Friday, December 23, 2011

Rasmussen Poll Shows Indecision of Iowa Republicans (ContributorNetwork)

COMMENTARY | Rasmussen has released a poll that has further muddied the waters in the less than two weeks leading to the Iowa caucus. It places Mitt Romney in the lead at 25 percent, with Ron Paul and Newt Gingrich trailing at 20 percent and 17 percent.

A couple of days ago, a PPP poll put Paul in the lead at 23 percent, with Romney and Gingrich trailing at 20 percent and 14 percent. A recent Gallup Poll has Gingrich still in the lead.

If anything the flurry of polls that show the top three candidates changing positions on an almost daily basis shows that the electorate in Iowa is still largely undecided whom they intend to vote for. The reason for this indecision is not hard to understand.

Romney is calm, telegenic and in style at least the very personification of what a president of the U.S. should be. Unfortunately, Romney's conservative credentials, which a Republican must have to garner enthusiasm, are suspect. His main claim to fame is the passage of a health care reform law when he was governor of Massachusetts that served as a model for President Barack Obama's version of health care reform.
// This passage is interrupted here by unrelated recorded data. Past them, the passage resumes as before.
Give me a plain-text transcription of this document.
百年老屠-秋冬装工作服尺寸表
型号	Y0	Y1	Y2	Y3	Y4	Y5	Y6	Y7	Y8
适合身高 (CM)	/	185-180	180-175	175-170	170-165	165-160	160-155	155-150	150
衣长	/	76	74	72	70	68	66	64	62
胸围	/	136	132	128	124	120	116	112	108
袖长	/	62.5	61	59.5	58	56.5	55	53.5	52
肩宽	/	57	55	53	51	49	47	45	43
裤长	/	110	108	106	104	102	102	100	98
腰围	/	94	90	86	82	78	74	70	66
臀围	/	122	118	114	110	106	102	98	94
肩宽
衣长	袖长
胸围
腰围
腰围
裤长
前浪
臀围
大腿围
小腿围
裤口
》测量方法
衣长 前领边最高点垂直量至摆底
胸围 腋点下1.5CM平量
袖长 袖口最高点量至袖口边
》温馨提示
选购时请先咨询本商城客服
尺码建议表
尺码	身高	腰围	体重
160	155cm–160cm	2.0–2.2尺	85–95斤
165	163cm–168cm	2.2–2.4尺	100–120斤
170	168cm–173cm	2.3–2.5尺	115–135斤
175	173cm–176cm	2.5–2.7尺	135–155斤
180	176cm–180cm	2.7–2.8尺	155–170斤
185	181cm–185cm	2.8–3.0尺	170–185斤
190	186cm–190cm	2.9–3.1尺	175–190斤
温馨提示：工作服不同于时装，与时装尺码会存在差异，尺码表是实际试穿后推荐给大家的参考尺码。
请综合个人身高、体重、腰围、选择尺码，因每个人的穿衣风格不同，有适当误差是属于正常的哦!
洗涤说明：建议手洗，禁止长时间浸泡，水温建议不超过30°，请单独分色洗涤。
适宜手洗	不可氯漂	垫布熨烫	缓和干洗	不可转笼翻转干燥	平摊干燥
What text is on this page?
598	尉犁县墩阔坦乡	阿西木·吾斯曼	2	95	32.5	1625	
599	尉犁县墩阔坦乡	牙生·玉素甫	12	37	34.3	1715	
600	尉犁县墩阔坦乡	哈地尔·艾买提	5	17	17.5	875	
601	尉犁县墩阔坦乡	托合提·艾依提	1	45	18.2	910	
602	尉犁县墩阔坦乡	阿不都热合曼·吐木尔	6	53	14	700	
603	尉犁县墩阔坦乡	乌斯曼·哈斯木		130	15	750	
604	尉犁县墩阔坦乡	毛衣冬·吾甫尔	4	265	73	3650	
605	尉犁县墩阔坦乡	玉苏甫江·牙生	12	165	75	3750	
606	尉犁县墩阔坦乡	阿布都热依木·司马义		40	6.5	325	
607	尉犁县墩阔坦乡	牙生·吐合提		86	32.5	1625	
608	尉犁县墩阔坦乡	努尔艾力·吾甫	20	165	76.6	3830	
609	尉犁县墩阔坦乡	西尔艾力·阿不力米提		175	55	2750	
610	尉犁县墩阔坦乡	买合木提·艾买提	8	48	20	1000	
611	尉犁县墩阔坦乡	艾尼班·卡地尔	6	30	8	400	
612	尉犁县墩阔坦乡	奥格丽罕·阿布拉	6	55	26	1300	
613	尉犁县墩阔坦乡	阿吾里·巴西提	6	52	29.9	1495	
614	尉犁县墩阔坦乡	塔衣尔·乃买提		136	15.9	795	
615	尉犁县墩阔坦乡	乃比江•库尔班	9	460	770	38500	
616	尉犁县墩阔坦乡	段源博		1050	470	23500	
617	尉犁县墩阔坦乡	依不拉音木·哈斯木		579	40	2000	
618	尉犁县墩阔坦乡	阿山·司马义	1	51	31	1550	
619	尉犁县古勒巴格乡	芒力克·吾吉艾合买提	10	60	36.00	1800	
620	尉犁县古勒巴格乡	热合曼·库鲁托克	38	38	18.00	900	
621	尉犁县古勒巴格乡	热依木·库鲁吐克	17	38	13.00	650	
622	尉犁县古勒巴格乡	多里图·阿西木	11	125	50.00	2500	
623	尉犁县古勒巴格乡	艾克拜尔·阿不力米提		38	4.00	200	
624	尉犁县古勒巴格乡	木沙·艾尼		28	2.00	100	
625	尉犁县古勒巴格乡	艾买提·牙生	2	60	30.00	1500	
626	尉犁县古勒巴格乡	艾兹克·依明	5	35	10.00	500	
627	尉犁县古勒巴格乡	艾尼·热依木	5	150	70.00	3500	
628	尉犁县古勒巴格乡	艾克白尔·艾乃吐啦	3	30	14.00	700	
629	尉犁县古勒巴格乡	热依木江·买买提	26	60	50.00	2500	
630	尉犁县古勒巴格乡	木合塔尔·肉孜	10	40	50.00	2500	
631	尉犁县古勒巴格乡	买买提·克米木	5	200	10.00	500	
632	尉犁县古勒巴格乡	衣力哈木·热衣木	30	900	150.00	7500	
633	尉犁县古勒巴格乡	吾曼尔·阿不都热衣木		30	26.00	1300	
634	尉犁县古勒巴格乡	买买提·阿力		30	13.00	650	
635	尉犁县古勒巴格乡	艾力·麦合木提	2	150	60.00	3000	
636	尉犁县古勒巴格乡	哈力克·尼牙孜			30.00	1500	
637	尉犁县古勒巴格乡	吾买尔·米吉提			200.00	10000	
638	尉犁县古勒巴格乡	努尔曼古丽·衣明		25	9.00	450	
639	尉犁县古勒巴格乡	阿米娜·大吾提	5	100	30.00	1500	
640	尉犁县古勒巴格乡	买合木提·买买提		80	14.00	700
Gingrich has been the font of cutting edge conservative ideas for decades. As Speaker of the House in the mid-1990s he accomplished some items on the conservative agenda, including balancing the budget, welfare reform, a capital gains tax cut and protecting the Internet from over regulation.

But Gingrich is known for saying things such as attacking Romney for his capitalist endeavors as a CEO of an investment company that have proven to be off putting. He has also strayed from time to time from conservative orthodoxy such as in the infamous couch commercial with Nancy Pelosi on climate change.

Paul is a deficit hawk on steroids. He proposes to cut $1 trillion from the federal budget in his first year in office. But his foreign policy views, especially about Iran and nuclear weapons, deeply frighten many voters. There is also the issue of some frankly racist articles that were published in his newsletters in the 1990s.

Oddly, the other, more conventionally conservative candidates, Rick Perry, Rick Santorum and Michele Bachmann still lag behind, splitting up the conservative vote. This points to a muddied outcome in the Iowa caucus.